Tuesday, June 6, 2017

The Real World: Alikianos

So back in the states there’s this stupid ass term called “glamping,” otherwise known as glamorous camping. Put in another way, camping for people who can’t actually rough it. Well, welcome to Alikianos. At this point in time there is no power or running water at the institute and I have more bruises and cuts than actual skin. I haven’t showered in a couple of days and there is visible dirt and grime caking my nails and fingers. We’re all hot and sweaty, tired, slightly dazed and definitely confused. But the thing is I am confident that everyone is just as happy and content as I am right now.

Being in Alikianos is unlike anything else I have experienced before. This tiny village has welcomed with open arms a group of 15 rambunctious American students, many of whom were strangers with each other to begin with. But in less than two weeks this uncharted territory has become familiar, and the same people who were once strangers have become friends and family.
It is a testament to being a part of a personalistic society. There are language barriers to overcome, as well as differences in beliefs and values; however, none of this has been difficult and it has been easy to get a card game going, or a small exchange of words so that you can feel a connection to those around you. The people in this village and the students that are engaging in this experience with me have affected me in a way that I did not expect. Every interaction seems more genuine and sincere, and it is because you know it’s coming from a more nurturing place. It is heartbreaking to see how much the Eurozone crisis has devastated this village, yet those who have had so much taken from them by force are more than willing to offer whatever it is they do have.
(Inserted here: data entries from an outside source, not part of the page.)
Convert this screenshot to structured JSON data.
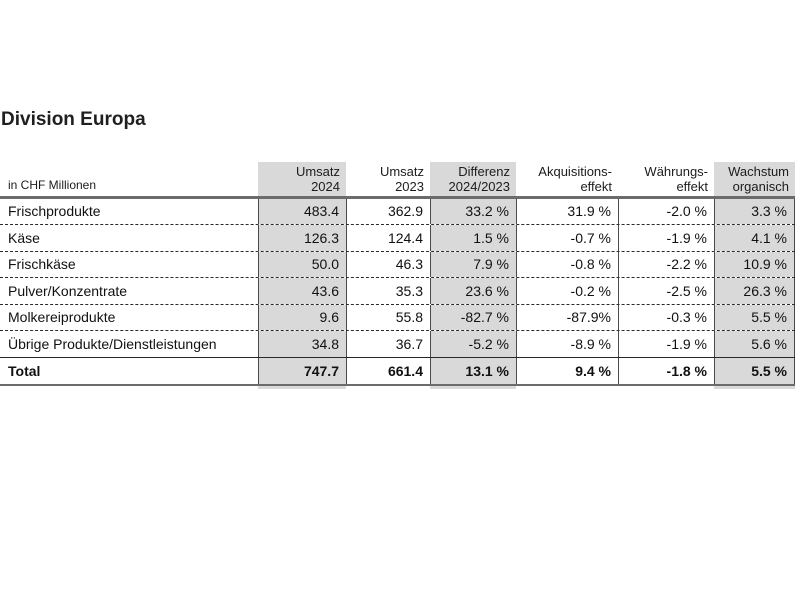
{
  "page": {
    "title": "Division Europa",
    "unit_label": "in CHF Millionen"
  },
  "colors": {
    "shaded_column": "#d9d9d9",
    "heavy_border": "#6b6b6b",
    "row_separator": "#2b2b2b",
    "column_line": "#4a4a4a"
  },
  "table": {
    "columns": [
      {
        "line1": "Umsatz",
        "line2": "2024",
        "shaded": true
      },
      {
        "line1": "Umsatz",
        "line2": "2023",
        "shaded": false
      },
      {
        "line1": "Differenz",
        "line2": "2024/2023",
        "shaded": true
      },
      {
        "line1": "Akquisitions-",
        "line2": "effekt",
        "shaded": false
      },
      {
        "line1": "Währungs-",
        "line2": "effekt",
        "shaded": false
      },
      {
        "line1": "Wachstum",
        "line2": "organisch",
        "shaded": true
      }
    ],
    "rows": [
      {
        "label": "Frischprodukte",
        "values": [
          "483.4",
          "362.9",
          "33.2 %",
          "31.9 %",
          "-2.0 %",
          "3.3 %"
        ]
      },
      {
        "label": "Käse",
        "values": [
          "126.3",
          "124.4",
          "1.5 %",
          "-0.7 %",
          "-1.9 %",
          "4.1 %"
        ]
      },
      {
        "label": "Frischkäse",
        "values": [
          "50.0",
          "46.3",
          "7.9 %",
          "-0.8 %",
          "-2.2 %",
          "10.9 %"
        ]
      },
      {
        "label": "Pulver/Konzentrate",
        "values": [
          "43.6",
          "35.3",
          "23.6 %",
          "-0.2 %",
          "-2.5 %",
          "26.3 %"
        ]
      },
      {
        "label": "Molkereiprodukte",
        "values": [
          "9.6",
          "55.8",
          "-82.7 %",
          "-87.9%",
          "-0.3 %",
          "5.5 %"
        ]
      },
      {
        "label": "Übrige Produkte/Dienstleistungen",
        "values": [
          "34.8",
          "36.7",
          "-5.2 %",
          "-8.9 %",
          "-1.9 %",
          "5.6 %"
        ]
      },
      {
        "label": "Total",
        "values": [
          "747.7",
          "661.4",
          "13.1 %",
          "9.4 %",
          "-1.8 %",
          "5.5 %"
        ],
        "bold": true
      }
    ]
  }
}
This experience thus far has taught me to be more humble, and to slow down to stop and smell the roses. For the past few years I have been told to slow down and be active in the present more times than I can count, coming from both my dad and my favorite professor. Prior to this experience I was never able to successfully do this, but here I feel like I am finally starting to get it. It all comes down to the low hanging fruit: give what you can, and do what you can and just enjoy the process of it all.